Cette situation, déjà fort compliquée, s'embrouilla encore par un événement imprévu.
Les hommes d'État du pays des Welches, se fondant sur ce que l'avantage d'avoir une colonie entraînait de grandes dépenses, avaient jugé qu'en bonne justice, elles devaient retomber, du moins en partie, sur les mangeurs de sucre. En conséquence, ils l'avaient frappé d'un lourd impôt.
En sorte que le sucre, déjà fort cher, renchérit encore de tout le montant de la taxe.

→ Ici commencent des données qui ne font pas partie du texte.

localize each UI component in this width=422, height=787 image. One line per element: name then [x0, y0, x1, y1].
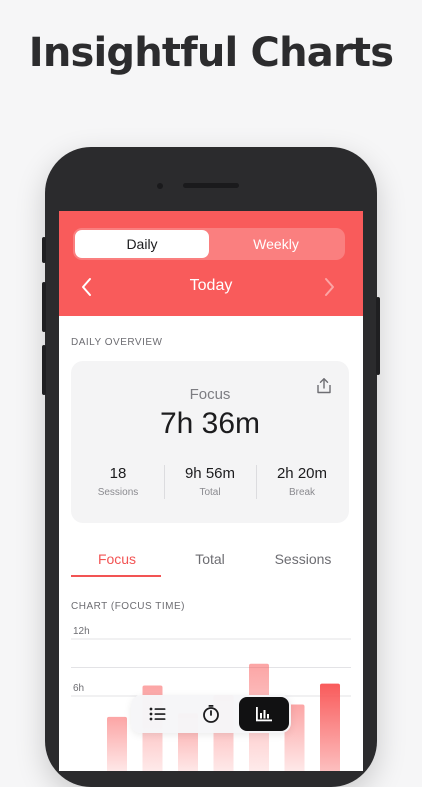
focus-label: Focus	[189, 386, 231, 403]
period-segmented-control: Daily Weekly	[73, 228, 345, 260]
list-tab-button[interactable]	[133, 697, 183, 731]
earpiece-speaker	[183, 183, 239, 188]
app-screen: Daily Weekly Today DAILY OVERVIEW Focus	[59, 211, 363, 771]
stat-sessions: 18 Sessions	[72, 465, 164, 498]
stat-total: 9h 56m Total	[164, 465, 256, 498]
focus-time-value: 7h 36m	[159, 407, 261, 440]
list-icon	[149, 707, 166, 721]
stat-label: Break	[288, 487, 316, 498]
active-tab-indicator	[71, 575, 161, 577]
app-header: Daily Weekly Today	[59, 211, 363, 316]
segment-weekly[interactable]: Weekly	[209, 230, 343, 258]
chart-bar[interactable]	[320, 683, 340, 771]
volume-down-button	[42, 345, 46, 395]
stat-value: 2h 20m	[276, 465, 328, 482]
tab-focus[interactable]: Focus	[71, 551, 163, 567]
stat-value: 9h 56m	[184, 465, 236, 482]
stat-label: Total	[199, 487, 221, 498]
y-tick-label: 6h	[73, 683, 84, 694]
timer-icon	[203, 705, 219, 723]
daily-overview-label: DAILY OVERVIEW	[71, 337, 163, 348]
power-button	[376, 297, 380, 375]
bottom-tab-bar	[131, 695, 291, 733]
tab-sessions[interactable]: Sessions	[257, 551, 349, 567]
volume-up-button	[42, 282, 46, 332]
phone-frame: Daily Weekly Today DAILY OVERVIEW Focus	[42, 147, 380, 787]
timer-tab-button[interactable]	[186, 697, 236, 731]
y-tick-label: 12h	[73, 626, 90, 637]
stat-break: 2h 20m Break	[256, 465, 348, 498]
bar-chart-icon	[256, 707, 272, 722]
front-camera	[157, 183, 163, 189]
chart-label: CHART (FOCUS TIME)	[71, 601, 186, 612]
mute-switch	[42, 237, 46, 263]
segment-daily[interactable]: Daily	[75, 230, 209, 258]
page-headline: Insightful Charts	[28, 30, 394, 76]
chart-tabs: Focus Total Sessions	[71, 551, 349, 579]
chart-bar[interactable]	[107, 716, 127, 771]
stat-label: Sessions	[97, 487, 139, 498]
tab-total[interactable]: Total	[164, 551, 256, 567]
daily-overview-card: Focus 7h 36m 18 Sessions 9h 56m Total 2h…	[71, 361, 349, 523]
chevron-right-icon[interactable]	[317, 275, 341, 299]
stats-tab-button[interactable]	[239, 697, 289, 731]
stat-value: 18	[109, 465, 127, 482]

Or, quoique le pays des Welches ne fût pas propre à la culture de la canne, comme il n'y a rien qu'on ne puisse faire moyennant une suffisante dose de travail et de capital, les chimistes, alléchés par les hauts prix, se mirent à chercher du sucre partout, dans la terre, dans l'eau, dans l'air, dans le lait, dans le raisin, dans la carotte, dans le maïs, dans la citrouille; et ils firent tant qu'ils finirent par en trouver un peu dans un modeste légume, dans une plante jugée jusque-là si insignifiante, qu'on lui avait donné ce nom doublement humiliant: Beta vulgaris.
On fit donc du sucre chez les Welches; et cette industrie, contrariée par la nature, mais secondée par l'intelligence de travailleurs libres et surtout par l'élévation factice des prix, fit de rapides progrès.
Bon Dieu! qui pourrait dire la confusion que cette découverte jeta dans la situation économique des Welches. Bientôt, elle compromit tout à la fois et la production si dispendieuse du sucre dans le petit îlot des antipodes, et ce qui restait de marine marchande occupée à faire le commerce de cet îlot, et la marine militaire elle-même, qui ne peut se recruter que dans la marine marchande.
En présence de cette perturbation inattendue, tous les Welches se mirent à chercher une issue raisonnable.
Les uns disaient: Revenons peu à peu à l'état de choses qui s'était établi naturellement, avant que d'absurdes systèmes ne nous eussent jetés dans ce désordre. Comme autrefois, faisons du sucre sous forme de vin, de soie, et de toile; ou plutôt laissons ceux qui veulent du sucre en créer la valeur sous la forme qui leur convient. Alors nous aurons du commerce avec un hémisphère tout entier; alors notre marine marchande se relèvera et notre marine militaire aussi, si besoin est. Le travail libre, essentiellement progressif, surmontera le travail esclave, essentiellement stationnaire. L'esclavage mourra de sa belle mort, sans qu'il soit nécessaire que les peuples fassent des uns aux autres une police pleine de dangers. Le travail et les capitaux prendront partout la direction la plus avantageuse. Sans doute, pendant la transition, il y aura quelques intérêts froissés. Nous leur viendrons en aide le plus possible. Mais quand on a fait depuis longtemps fausse route, il est puéril de refuser d'entrer dans la bonne voie parce qu'il faut se donner quelque peine.
Ceux qui parlaient ainsi furent traités de novateurs, d'idéologues, de métaphysiciens, de visionnaires, de traîtres, de perturbateurs du repos public.
Les hommes d'État disaient: «Il est indigne de nous de chercher à sortir d'une situation artificielle par un retour vers une situation naturelle. On n'est pas grand homme pour si peu. Le comble de l'art est de tout arranger sans rien déranger. Ne touchons pas à l'esclavage, ce serait dangereux; ni au sucre de betterave, ce serait injuste; n'admettons pas le commerce libre avec tout l'autre hémisphère, ce serait la mort de notre colonie; ne renonçons pas à la colonie, ce serait la mort de notre marine; et ne restons pas dans le statu quo, ce serait la mort de tous les intérêts.»